Multiple Sclerosis Breakthrough

A “global” hypomethylation, for instance, is also found in lupus and rheumatoid arthritis. The hypomethylation of a promoter gene for IL-6 in rheumatoid arthritis causes an overexpression of pro-inflammatory cytokines and other immune factors which ultimately results in joint damage.

Epigenetic changes to the HLA genes may have triggered MS. (HLA Gene Expression – by ZionLion77 – https://en.wikipedia.org/wiki/Human_leukocyte_antigen#/media/File:MHC_expression.svg)

The recently uncovered hypomethylation of an HLA gene in multiple sclerosis (MS) prompted researchers to state that epigenetic changes may even be “caus(ing) the disease”. That bold statement reflected the findings of a recent large study, which indicated that epigenetic changes were directly causing the largest risk factor found yet for MS.

That finding may have implications that go far beyond MS and could conceivably reach ME/CFS/FM.  Since the HLA region of the genome is associated with almost all autoimmune diseases, the authors believe their finding will impact other autoimmune diseases.

(Several years ago Ron Davis pegged the HLA region as a potential study area for ME/CFS. His Stanford Genome Lab has developed new methods of assessing this complex region of our genome, and he and Mike Snyder at Stanford are doing an intensive analysis of that HLA region in ME/CFS.)

Back to Chronic Fatigue Syndrome (ME/CFS)

The highest degree of hypomethylation in a genetic region in ME/CFS occurred in gene promoters associated with natural killer cell functioning, no less – the most consistent finding in ME/CFS.  That suggested that some sort of epigenetic reset – perhaps triggered by an infection – occurred in the NK cells of ME/CFS patients.

With regard to single genes, the authors highlighted the hypomethylation of genes associated with muscle hypotonia (low muscle tone) and cognitive impairment (MED13L), problems with protein synthesis (metabolism), and glucocorticoids (SGK3 gene – inflammation).

It was the immune genes, though, where the hypomethylation really came to the fore. Immune genes that regulate the adaptive immune response (T & B cells) and the production of immunoglobulins were hypomethylated. The authors asserted that those findings were in sync with reports of improvement from Rituximab.

Promoters (MMP14, MAP4K4, MAPK12 and CREB5), which may be activating tumor necrosis factor signaling pathways and thus contributing to the pro-inflammatory problems believed present in ME/CFS, were hypomethylated as well.

A gene (miRNA-148a) that impairs the innate immune response was also hypomethylated.
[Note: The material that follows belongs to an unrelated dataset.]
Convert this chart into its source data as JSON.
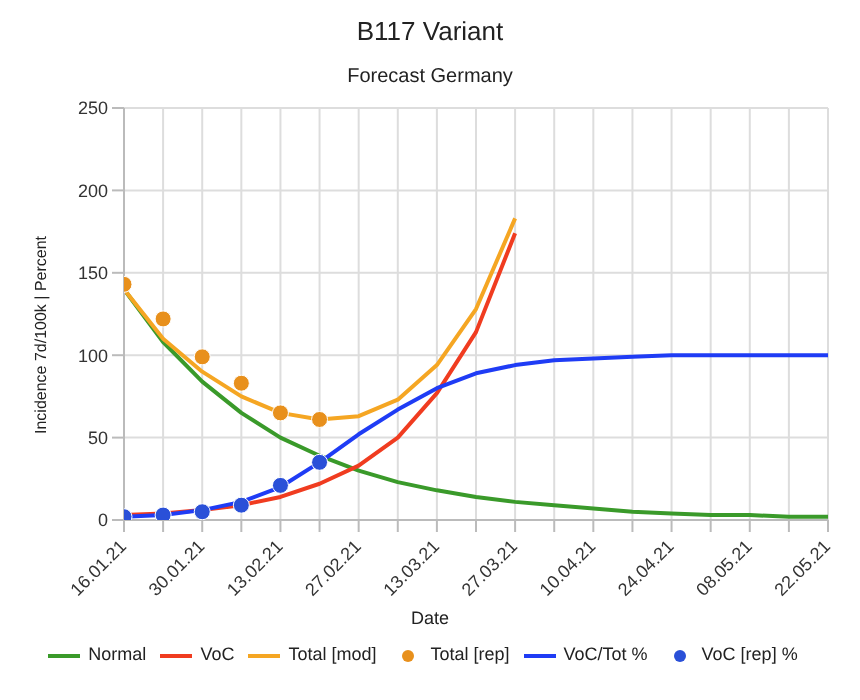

Several of the hypomethylated genes were also found in prior ME/CFS studies.

Then there’s the IL21R gene. The hypomethylation of the IL21R gene promoter in ME/CFS could promote inflammation, autoimmunity, thyroid disease, intestinal inflammation, and others.  IL-21 also plays a critical role in triggering spontaneous experimental autoimmune encephalomyelitis – an animal model of brain inflammation.

Conclusion

IL-SR gene chronic fatigue syndrome

Unleashing the IL2R gene could contribute to inflammation (including neuroinflammation), thyroid disease and autoimmunity

Epigenetics is a relatively new science which is already proving to be a boon to the study of autoimmunity and cancer. Larger studies will be needed in ME/CFS for epigenetics to reach its potential, but the study from Dr. Klimas’s group suggested that, just as in some autoimmune diseases, enhanced hypomethylation may be increasing the expression of genes which promote inflammation and autoimmunity in ME/CFS.
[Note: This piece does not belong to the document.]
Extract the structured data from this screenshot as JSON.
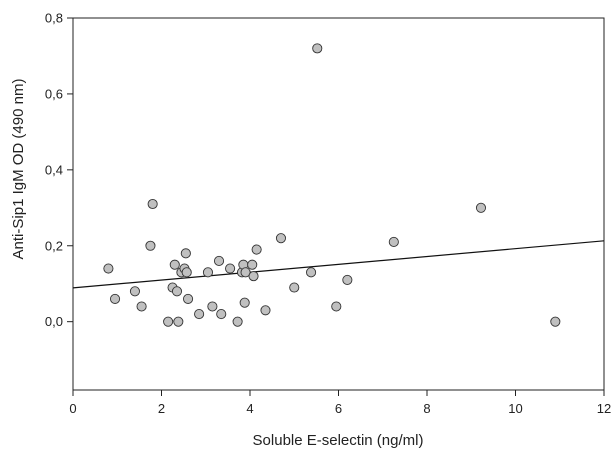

The most encouraging thing about epigenetics is the possibility of reversing the epigenetic changes a pathogen, toxin or drug has caused. Much more study is needed to isolate any epigenetic culprits in ME/CFS, but epigenetic altering drugs are being developed for other diseases. One intriguing drug seeks to reverse the epigenetic changes caused by herpes simplex virus – thus returning the immune system to normal.  Another breakthrough suggests that epigenetic changes may be major drivers of multiple sclerosis.

This is clearly a field to keep an eye on.